High-quality, high-information datasets for universal atomistic machine learning

TL;DR

The high accuracy that can be achieved with the proposed dataset is demonstrated by training PET-MAD-1.5, a generally applicable r$^2$SCAN interatomic potential that covers 102 elements in the periodic table and achieves exceptional levels of benchmark accuracy and stability in challenging simulation protocols.

Abstract

The quality, consistency, and information content of training data is often what determines the practical value of machine-learning models for atomistic simulations. Yet, many widely used electronic-structure databases are assembled having materials screening as primary goal rather than robust force-field learning, are limited in their scope to a specific class of chemical compounds, and/or employ inconsistent DFT functionals and settings.

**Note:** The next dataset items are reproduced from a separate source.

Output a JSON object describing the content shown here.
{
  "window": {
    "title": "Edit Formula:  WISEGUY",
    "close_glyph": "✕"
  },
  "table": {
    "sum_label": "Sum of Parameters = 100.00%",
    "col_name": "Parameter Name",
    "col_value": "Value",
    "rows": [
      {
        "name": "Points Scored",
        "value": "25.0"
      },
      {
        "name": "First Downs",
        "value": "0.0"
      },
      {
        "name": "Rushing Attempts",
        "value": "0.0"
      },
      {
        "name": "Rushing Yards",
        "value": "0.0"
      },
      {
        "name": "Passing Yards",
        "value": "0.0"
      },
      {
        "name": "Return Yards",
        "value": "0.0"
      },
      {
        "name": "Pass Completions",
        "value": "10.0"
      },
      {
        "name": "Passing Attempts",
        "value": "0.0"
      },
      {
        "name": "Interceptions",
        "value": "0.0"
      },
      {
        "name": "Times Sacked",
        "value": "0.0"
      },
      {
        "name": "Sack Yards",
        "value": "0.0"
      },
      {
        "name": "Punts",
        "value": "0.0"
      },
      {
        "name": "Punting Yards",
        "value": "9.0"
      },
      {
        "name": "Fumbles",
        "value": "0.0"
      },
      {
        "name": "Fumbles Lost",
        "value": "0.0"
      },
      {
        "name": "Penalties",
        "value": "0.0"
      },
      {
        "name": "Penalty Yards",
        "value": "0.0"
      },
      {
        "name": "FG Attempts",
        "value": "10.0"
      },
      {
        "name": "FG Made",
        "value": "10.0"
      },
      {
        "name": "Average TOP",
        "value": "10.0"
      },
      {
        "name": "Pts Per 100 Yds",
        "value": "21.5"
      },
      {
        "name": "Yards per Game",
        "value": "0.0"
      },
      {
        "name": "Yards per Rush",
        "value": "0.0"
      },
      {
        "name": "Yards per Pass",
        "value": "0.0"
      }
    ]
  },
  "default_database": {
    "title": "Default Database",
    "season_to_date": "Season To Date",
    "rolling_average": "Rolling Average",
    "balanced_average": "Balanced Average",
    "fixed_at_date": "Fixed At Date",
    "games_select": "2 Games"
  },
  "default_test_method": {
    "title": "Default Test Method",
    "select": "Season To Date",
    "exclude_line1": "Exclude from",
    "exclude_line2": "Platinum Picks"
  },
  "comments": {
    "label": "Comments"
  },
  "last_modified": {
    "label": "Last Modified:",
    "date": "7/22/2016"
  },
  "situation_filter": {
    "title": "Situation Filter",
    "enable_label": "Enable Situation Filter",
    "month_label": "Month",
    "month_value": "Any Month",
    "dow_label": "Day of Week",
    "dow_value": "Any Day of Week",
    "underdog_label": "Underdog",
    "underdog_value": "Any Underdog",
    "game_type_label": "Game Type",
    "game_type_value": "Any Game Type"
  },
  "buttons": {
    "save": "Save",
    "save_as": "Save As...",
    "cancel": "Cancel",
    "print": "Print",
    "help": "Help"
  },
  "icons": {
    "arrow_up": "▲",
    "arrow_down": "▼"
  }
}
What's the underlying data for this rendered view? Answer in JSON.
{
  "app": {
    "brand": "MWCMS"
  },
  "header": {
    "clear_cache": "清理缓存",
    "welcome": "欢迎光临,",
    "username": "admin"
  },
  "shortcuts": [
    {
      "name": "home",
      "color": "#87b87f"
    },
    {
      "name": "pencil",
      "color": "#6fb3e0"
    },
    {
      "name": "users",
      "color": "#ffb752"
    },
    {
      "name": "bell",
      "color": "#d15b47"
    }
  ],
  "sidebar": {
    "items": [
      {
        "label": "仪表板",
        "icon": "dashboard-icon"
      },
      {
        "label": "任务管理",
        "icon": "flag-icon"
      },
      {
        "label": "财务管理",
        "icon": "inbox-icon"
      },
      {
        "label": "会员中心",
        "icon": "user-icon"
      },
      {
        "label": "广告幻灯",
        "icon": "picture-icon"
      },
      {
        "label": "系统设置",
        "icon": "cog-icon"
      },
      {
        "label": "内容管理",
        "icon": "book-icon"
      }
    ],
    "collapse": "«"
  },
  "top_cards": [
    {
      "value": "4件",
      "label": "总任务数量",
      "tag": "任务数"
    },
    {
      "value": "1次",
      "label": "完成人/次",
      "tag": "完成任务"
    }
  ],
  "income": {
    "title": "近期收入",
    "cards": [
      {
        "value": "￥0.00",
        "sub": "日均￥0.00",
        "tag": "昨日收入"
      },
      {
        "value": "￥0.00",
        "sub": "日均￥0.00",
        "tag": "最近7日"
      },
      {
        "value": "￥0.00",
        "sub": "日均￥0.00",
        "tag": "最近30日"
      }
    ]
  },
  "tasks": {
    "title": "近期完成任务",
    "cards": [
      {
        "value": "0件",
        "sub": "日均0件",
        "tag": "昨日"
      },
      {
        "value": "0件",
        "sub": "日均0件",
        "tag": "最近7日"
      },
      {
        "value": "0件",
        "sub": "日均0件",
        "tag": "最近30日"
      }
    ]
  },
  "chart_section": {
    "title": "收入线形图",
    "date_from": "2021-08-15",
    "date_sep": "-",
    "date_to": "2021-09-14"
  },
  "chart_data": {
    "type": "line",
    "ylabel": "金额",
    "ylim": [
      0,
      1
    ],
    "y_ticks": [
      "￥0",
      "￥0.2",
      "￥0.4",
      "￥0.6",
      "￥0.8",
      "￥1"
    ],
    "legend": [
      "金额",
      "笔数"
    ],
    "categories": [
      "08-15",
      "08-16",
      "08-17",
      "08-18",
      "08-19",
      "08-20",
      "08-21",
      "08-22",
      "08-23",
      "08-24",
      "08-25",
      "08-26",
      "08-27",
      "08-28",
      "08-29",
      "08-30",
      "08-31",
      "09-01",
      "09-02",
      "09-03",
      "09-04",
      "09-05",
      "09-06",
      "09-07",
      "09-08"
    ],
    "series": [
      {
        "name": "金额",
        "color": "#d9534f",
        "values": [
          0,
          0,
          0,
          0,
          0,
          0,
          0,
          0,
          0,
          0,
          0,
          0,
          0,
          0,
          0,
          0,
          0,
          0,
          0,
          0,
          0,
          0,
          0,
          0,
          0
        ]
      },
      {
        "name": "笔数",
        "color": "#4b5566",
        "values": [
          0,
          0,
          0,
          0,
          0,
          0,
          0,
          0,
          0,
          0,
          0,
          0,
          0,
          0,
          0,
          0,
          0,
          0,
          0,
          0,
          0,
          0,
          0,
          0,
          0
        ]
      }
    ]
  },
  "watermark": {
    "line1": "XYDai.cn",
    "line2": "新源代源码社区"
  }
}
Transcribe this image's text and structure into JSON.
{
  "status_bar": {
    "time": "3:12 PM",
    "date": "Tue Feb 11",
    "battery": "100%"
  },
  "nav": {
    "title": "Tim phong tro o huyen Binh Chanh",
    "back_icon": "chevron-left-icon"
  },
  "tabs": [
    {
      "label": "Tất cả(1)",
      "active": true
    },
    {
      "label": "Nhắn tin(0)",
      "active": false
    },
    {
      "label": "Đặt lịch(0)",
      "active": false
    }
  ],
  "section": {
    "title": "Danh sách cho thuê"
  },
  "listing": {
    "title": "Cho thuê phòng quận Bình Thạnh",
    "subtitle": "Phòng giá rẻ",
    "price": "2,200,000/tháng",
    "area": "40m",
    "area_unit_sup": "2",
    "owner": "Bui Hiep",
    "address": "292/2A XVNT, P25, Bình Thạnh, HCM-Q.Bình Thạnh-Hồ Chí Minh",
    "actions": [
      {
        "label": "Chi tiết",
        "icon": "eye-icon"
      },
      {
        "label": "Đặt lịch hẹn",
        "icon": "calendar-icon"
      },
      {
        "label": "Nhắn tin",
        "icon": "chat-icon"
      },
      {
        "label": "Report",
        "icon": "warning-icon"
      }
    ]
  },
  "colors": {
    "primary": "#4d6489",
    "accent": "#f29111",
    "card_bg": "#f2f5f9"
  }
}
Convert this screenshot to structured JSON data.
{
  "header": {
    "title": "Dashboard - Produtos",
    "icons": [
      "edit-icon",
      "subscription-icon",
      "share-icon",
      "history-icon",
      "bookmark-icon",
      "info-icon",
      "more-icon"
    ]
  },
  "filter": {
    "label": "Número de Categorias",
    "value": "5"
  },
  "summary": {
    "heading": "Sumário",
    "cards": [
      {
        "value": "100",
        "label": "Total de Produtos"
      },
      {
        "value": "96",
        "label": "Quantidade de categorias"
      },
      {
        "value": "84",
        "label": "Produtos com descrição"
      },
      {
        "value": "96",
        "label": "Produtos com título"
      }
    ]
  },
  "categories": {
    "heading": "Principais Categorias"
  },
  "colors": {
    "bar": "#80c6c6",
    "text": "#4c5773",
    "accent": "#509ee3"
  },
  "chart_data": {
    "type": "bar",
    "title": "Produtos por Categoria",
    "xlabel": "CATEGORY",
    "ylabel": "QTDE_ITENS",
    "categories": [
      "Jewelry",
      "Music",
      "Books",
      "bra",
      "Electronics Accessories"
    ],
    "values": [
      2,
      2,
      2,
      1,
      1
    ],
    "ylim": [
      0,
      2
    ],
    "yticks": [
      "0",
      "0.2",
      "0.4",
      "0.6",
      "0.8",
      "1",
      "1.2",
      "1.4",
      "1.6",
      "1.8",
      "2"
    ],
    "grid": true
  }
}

Here we introduce MAD-1.5, a highly curated dataset designed explicitly for training broadly applicable atomistic models across the periodic table at high levels of theory. MAD-1.5 extends the MAD dataset with targeted enrichment strategies that improve the coverage of chemical space to 102 elements while keeping the total number of configurations compact. All structures are computed with a single, standardized all-electron DFT workflow using the r$^2$SCAN meta-GGA functional and consistent convergence settings, ensuring uniformity across chemically heterogeneous systems. The dataset encompasses molecules, clusters, bulk crystals, surfaces, and low-dimensional structures, and its quality and consistency are further enhanced by outlier removal using uncertainty quantification. We demonstrate the high accuracy that can be achieved with the proposed dataset by training PET-MAD-1.5, a generally applicable r$^2$SCAN interatomic potential that covers 102 elements in the periodic table and achieves exceptional levels of benchmark accuracy and stability in challenging simulation protocols.

Figures (4)

• Figure 1: Periodic table indicating the statistical representation of the elements present in the MAD-1.5 dataset. Each element tile contains the proton number, element symbol, and elemental frequency in MAD-1.5, by which it is also colored. Elements in gray are not present in the dataset, and those bordered in red have been newly introduce to MAD-1.5 compared the original MAD-1 dataset.
• Figure 2: Visualization of the dataset cleaning based on predicted LLPR uncertainties. All the structures for which the actual absolute error in energy predictions is 3 times higher than the predicted energy uncertainty are filtered out. A total of 8 244 structures filtered from the pre-cleaned version of the dataset are marked with red circles. The rest of the dataset is represented with gray dots.
• Figure 3: Inference time of PET-MAD universal models evaluated over different kinds of materials and varying system sizes. The results of the XS- and S-size PET-MAD-1.5 models is shown with blue and orange lines, respectively, where circle and square markers are denoting the ASE ase and LAMMPS (with Kokkos backend) lammpskokkos implementations. The original PET-MAD-1 timings with both the model weights and code implementations from Ref. mazitov2025pet are shown with gray lines. The PET-MAD-1 timings with the updated code implementation associated with the PET-MAD-1.5 release are shown in black. All performance test were done on a single NVIDIA H100 GPU. Conservative heads were used for all the predictions.
• Figure 4: (top) Time series of the potential energy for the re-ordered temperature replicas for a REMD simulation of a Mendeleev cluster containing 102 elements. Insets show the initial and final structures of the 300 K replica, and the final structure of the 3000 K replica. Isolated atoms in the end of the simulation are typically either noble gases or elements with a high vapor pressure (such as Hg). (bottom) Parity plot of the force components for the final structures in the simulation, color-coded based on the target temperature, comparing the values obtained with PET-MAD-1.5-S with those computed with single-point DFT calculations. Typical errors are of the order of 150 meV/Å MAE.